Thursday, November 2, 2017
McCormick (Hyatt Regency Chicago)

*Names in bold indicate Presenter

Stephen Bell1, Hiren Nisar1, Claudia D. Solari1 and Larry Orr2, (1)Abt Associates, Inc., (2)Johns Hopkins University

Determining with confidence the effectiveness of public social programs requires randomized control trial (RCT) evidence free from selection bias and omitted confounders—or impact analysis methods as reliable as RCTs based on non-experimental data. A large literature seeks to identify the latter methods by aligning quasi-experimental design (QED) impact evidence to experimental benchmarks, a literature known variously as “design replication studies” and “within-study comparison designs.” But, how close is close enough in this alignment when looking for reliable policy guidance?

Two decades ago, Bell and Orr (1995) introduced the only known method for formally quantifying the policy reliability of QED findings against an experimental benchmark. Their method, based on Bayesian statistical theory, computes a “maximum risk function” showing the probability of an incorrect policy decision for different magnitudes of true impact thought by policymakers sufficient to justify continued or expanded funding for the studied intervention. Bell et al. (1995) applied the method to three QED methods used to measure the impact of job training interventions in the face of selection bias. No other applications are known.
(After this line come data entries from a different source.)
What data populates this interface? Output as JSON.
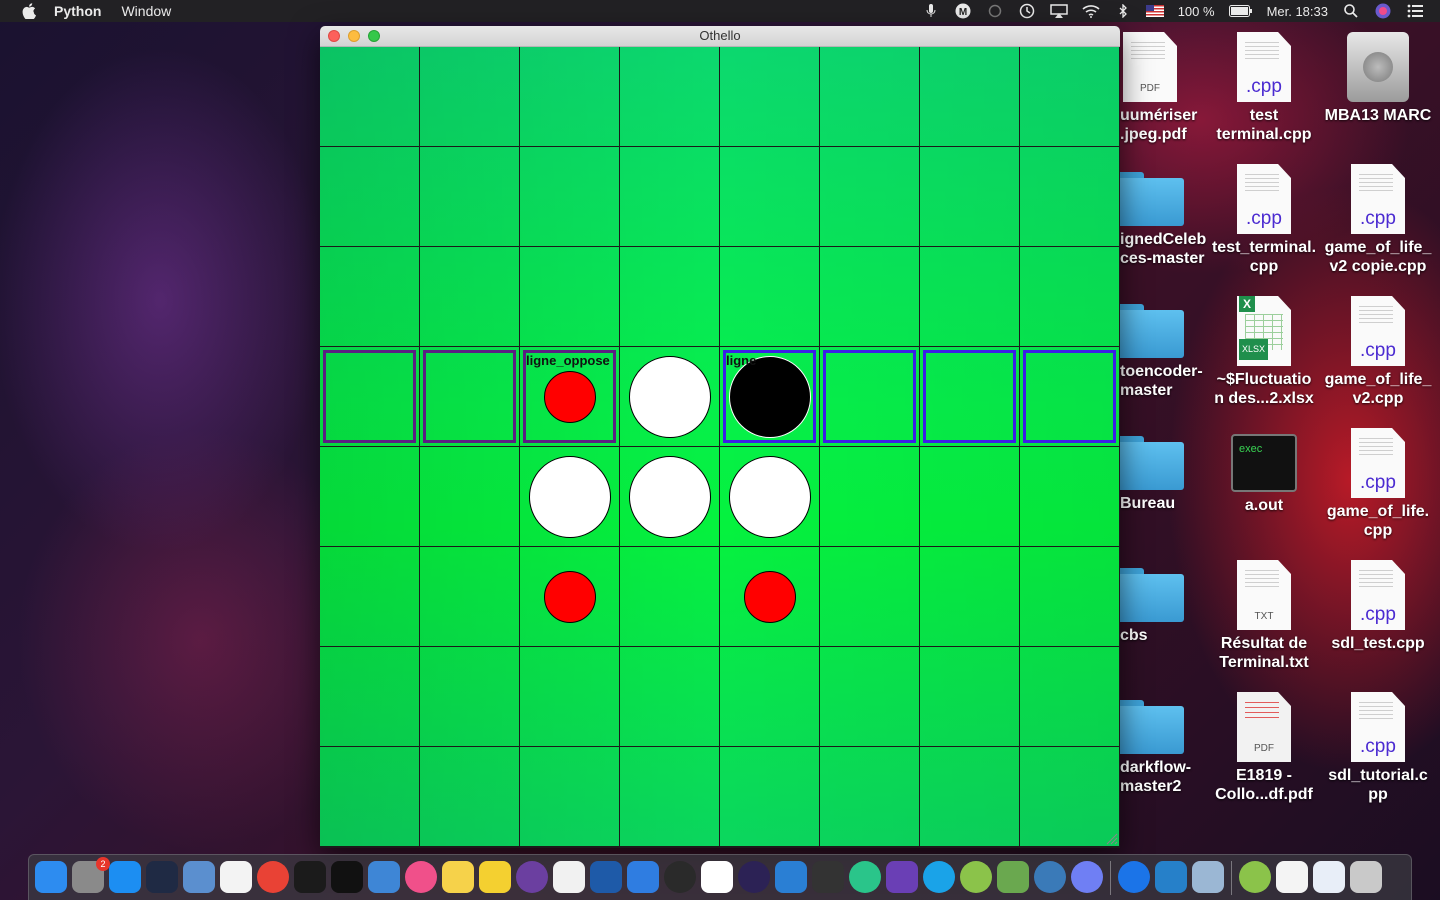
{
  "menubar": {
    "app_name": "Python",
    "menus": [
      "Window"
    ],
    "battery": "100 %",
    "clock": "Mer. 18:33"
  },
  "window": {
    "title": "Othello"
  },
  "board": {
    "size": 8,
    "cells": [
      {
        "row": 3,
        "col": 0,
        "highlight": "purple"
      },
      {
        "row": 3,
        "col": 1,
        "highlight": "purple"
      },
      {
        "row": 3,
        "col": 2,
        "highlight": "purple",
        "label": "ligne_oppose",
        "piece": "red-small"
      },
      {
        "row": 3,
        "col": 3,
        "piece": "white"
      },
      {
        "row": 3,
        "col": 4,
        "highlight": "blue",
        "label": "ligne",
        "piece": "black"
      },
      {
        "row": 3,
        "col": 5,
        "highlight": "blue"
      },
      {
        "row": 3,
        "col": 6,
        "highlight": "blue"
      },
      {
        "row": 3,
        "col": 7,
        "highlight": "blue"
      },
      {
        "row": 4,
        "col": 2,
        "piece": "white"
      },
      {
        "row": 4,
        "col": 3,
        "piece": "white"
      },
      {
        "row": 4,
        "col": 4,
        "piece": "white"
      },
      {
        "row": 5,
        "col": 2,
        "piece": "red-small"
      },
      {
        "row": 5,
        "col": 4,
        "piece": "red-small"
      }
    ],
    "colors": {
      "purple": "#5b1f82",
      "blue": "#3b1fe6",
      "red": "#ff0000",
      "white": "#ffffff",
      "black": "#000000"
    }
  },
  "desktop": {
    "columns": [
      [
        {
          "type": "pdf",
          "label": "uumériser\n.jpeg.pdf",
          "ext": "PDF"
        },
        {
          "type": "folder",
          "label": "ignedCeleb\nces-master"
        },
        {
          "type": "folder",
          "label": "toencoder-\nmaster"
        },
        {
          "type": "folder",
          "label": "Bureau"
        },
        {
          "type": "folder",
          "label": "cbs"
        },
        {
          "type": "folder",
          "label": "darkflow-\nmaster2"
        }
      ],
      [
        {
          "type": "cpp",
          "label": "test\nterminal.cpp",
          "ext": ".cpp"
        },
        {
          "type": "cpp",
          "label": "test_terminal.\ncpp",
          "ext": ".cpp"
        },
        {
          "type": "xlsx",
          "label": "~$Fluctuatio\nn des...2.xlsx",
          "ext": "XLSX"
        },
        {
          "type": "exec",
          "label": "a.out",
          "ext": "exec"
        },
        {
          "type": "txt",
          "label": "Résultat de\nTerminal.txt",
          "ext": "TXT"
        },
        {
          "type": "pdf2",
          "label": "E1819 -\nCollo...df.pdf",
          "ext": "PDF"
        }
      ],
      [
        {
          "type": "hd",
          "label": "MBA13 MARC"
        },
        {
          "type": "cpp",
          "label": "game_of_life_\nv2 copie.cpp",
          "ext": ".cpp"
        },
        {
          "type": "cpp",
          "label": "game_of_life_\nv2.cpp",
          "ext": ".cpp"
        },
        {
          "type": "cpp",
          "label": "game_of_life.\ncpp",
          "ext": ".cpp"
        },
        {
          "type": "cpp",
          "label": "sdl_test.cpp",
          "ext": ".cpp"
        },
        {
          "type": "cpp",
          "label": "sdl_tutorial.c\npp",
          "ext": ".cpp"
        }
      ]
    ]
  },
  "dock": {
    "apps": [
      {
        "name": "finder-icon",
        "color": "#2d8cf0"
      },
      {
        "name": "system-preferences-icon",
        "color": "#8a8a8a",
        "badge": "2"
      },
      {
        "name": "app-store-icon",
        "color": "#1c8ef2"
      },
      {
        "name": "safari-like-icon",
        "color": "#1f2a44"
      },
      {
        "name": "preview-icon",
        "color": "#5b8fcf"
      },
      {
        "name": "calendar-icon",
        "color": "#f3f3f3"
      },
      {
        "name": "chrome-icon",
        "color": "#e94235"
      },
      {
        "name": "activity-monitor-icon",
        "color": "#1b1b1b"
      },
      {
        "name": "terminal-icon",
        "color": "#111111"
      },
      {
        "name": "xcode-icon",
        "color": "#3e86d6"
      },
      {
        "name": "itunes-icon",
        "color": "#f0508a"
      },
      {
        "name": "python-launcher-icon",
        "color": "#f6d24a"
      },
      {
        "name": "cyberduck-icon",
        "color": "#f4d030"
      },
      {
        "name": "github-icon",
        "color": "#6b3fa0"
      },
      {
        "name": "textedit-icon",
        "color": "#f1f1f1"
      },
      {
        "name": "vscode-like-icon",
        "color": "#1e5aa8"
      },
      {
        "name": "maps-icon",
        "color": "#2f7de1"
      },
      {
        "name": "pi-icon",
        "color": "#2a2a2a"
      },
      {
        "name": "reminders-icon",
        "color": "#ffffff"
      },
      {
        "name": "eclipse-icon",
        "color": "#2c2255"
      },
      {
        "name": "sourcetree-icon",
        "color": "#2a7fd4"
      },
      {
        "name": "sublime-icon",
        "color": "#333333"
      },
      {
        "name": "atom-icon",
        "color": "#2ac58a"
      },
      {
        "name": "visual-studio-icon",
        "color": "#6a3fb5"
      },
      {
        "name": "skype-icon",
        "color": "#1aa3e8"
      },
      {
        "name": "android-file-icon",
        "color": "#8bc34a"
      },
      {
        "name": "android-studio-icon",
        "color": "#6aa84f"
      },
      {
        "name": "network-icon",
        "color": "#3a7ab8"
      },
      {
        "name": "discord-icon",
        "color": "#6f7ff4"
      },
      {
        "name": "teamviewer-icon",
        "color": "#1b74e8"
      },
      {
        "name": "vscode-icon",
        "color": "#2680c9"
      },
      {
        "name": "screenshot-icon",
        "color": "#9bb7d4"
      },
      {
        "name": "android-transfer-icon",
        "color": "#8bc34a"
      },
      {
        "name": "document-icon",
        "color": "#f4f4f4"
      },
      {
        "name": "file-icon",
        "color": "#e8eef8"
      },
      {
        "name": "trash-icon",
        "color": "#c9c9c9"
      }
    ]
  }
}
The current paper applies the Bell-Orr methodology to the large body of RCT replication efforts using QED methods that exists today. It reassesses conclusions regarding QED methods judged by the original authors as providing an adequate substitute for an experiment. For any given paper, the adequate-substitute estimate with the smallest standard error is scrutinized as the single most informative case of claimed success. So too is the QED estimate with the smallest standard error among those not judged by the authors to provide an adequate substitute for an experiment—thus assuring balanced examination of both favorable and unfavorable conclusions on the part of contributors to the literature on methods reliability.
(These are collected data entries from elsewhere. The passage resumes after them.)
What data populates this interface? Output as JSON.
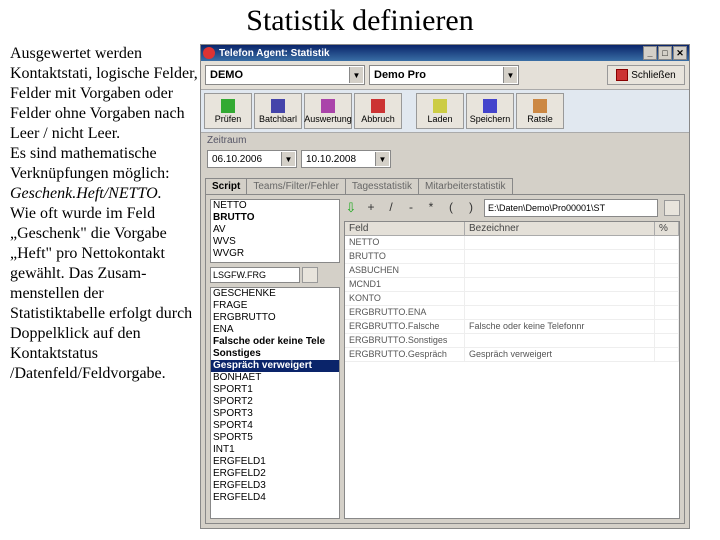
{
  "slide": {
    "title": "Statistik definieren"
  },
  "left_text": {
    "p1": "Ausgewertet werden Kontaktstati, logische Felder, Felder mit Vorgaben oder Felder ohne Vorgaben nach Leer / nicht Leer.",
    "p2a": "Es sind mathematische Verknüpfungen möglich: ",
    "p2b": "Geschenk.Heft/NETTO.",
    "p3": "Wie oft wurde im Feld „Geschenk\" die Vorgabe „Heft\" pro Nettokontakt gewählt. Das Zusam-menstellen der Statistiktabelle erfolgt durch Doppelklick auf den Kontaktstatus /Datenfeld/Feldvorgabe."
  },
  "window": {
    "title": "Telefon Agent: Statistik",
    "min": "_",
    "max": "□",
    "close": "✕",
    "project_combo": "DEMO",
    "project_desc": "Demo Pro",
    "close_btn": "Schließen"
  },
  "toolbar": {
    "b1": "Prüfen",
    "b2": "Batchbarl",
    "b3": "Auswertung",
    "b4": "Abbruch",
    "b5": "Laden",
    "b6": "Speichern",
    "b7": "Ratsle"
  },
  "zeitraum": {
    "label": "Zeitraum",
    "from": "06.10.2006",
    "to": "10.10.2008"
  },
  "tabs": {
    "t1": "Script",
    "t2": "Teams/Filter/Fehler",
    "t3": "Tagesstatistik",
    "t4": "Mitarbeiterstatistik"
  },
  "ops": {
    "plus": "+",
    "slash": "/",
    "minus": "-",
    "star": "*",
    "lp": "(",
    "rp": ")"
  },
  "script": {
    "path": "E:\\Daten\\Demo\\Pro00001\\ST",
    "list1": [
      "NETTO",
      "BRUTTO",
      "AV",
      "WVS",
      "WVGR"
    ],
    "scfile": "LSGFW.FRG",
    "list2_a": [
      "GESCHENKE",
      "FRAGE",
      "ERGBRUTTO",
      "ENA"
    ],
    "list2_fo": "Falsche oder keine Tele",
    "list2_so": "Sonstiges",
    "list2_sel": "Gespräch verweigert",
    "list2_b": [
      "BONHAET",
      "SPORT1",
      "SPORT2",
      "SPORT3",
      "SPORT4",
      "SPORT5",
      "INT1",
      "ERGFELD1",
      "ERGFELD2",
      "ERGFELD3",
      "ERGFELD4"
    ]
  },
  "grid": {
    "h1": "Feld",
    "h2": "Bezeichner",
    "h3": "%",
    "rows": [
      {
        "f": "NETTO",
        "b": ""
      },
      {
        "f": "BRUTTO",
        "b": ""
      },
      {
        "f": "ASBUCHEN",
        "b": ""
      },
      {
        "f": "MCND1",
        "b": ""
      },
      {
        "f": "KONTO",
        "b": ""
      },
      {
        "f": "ERGBRUTTO.ENA",
        "b": ""
      },
      {
        "f": "ERGBRUTTO.Falsche",
        "b": "Falsche oder keine Telefonnr"
      },
      {
        "f": "ERGBRUTTO.Sonstiges",
        "b": ""
      },
      {
        "f": "ERGBRUTTO.Gespräch",
        "b": "Gespräch verweigert"
      }
    ]
  }
}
Applying the Bell-Orr criterion of policy reliability to the accumulated set of design replication/within-study comparison design results indicates the degree of trust the profession should place in claims from the literature regarding reliance on non-experimental methods when measuring impacts of social programs. Quite different results emerge than one would have thought from simply reading and accepting at face value the past literature.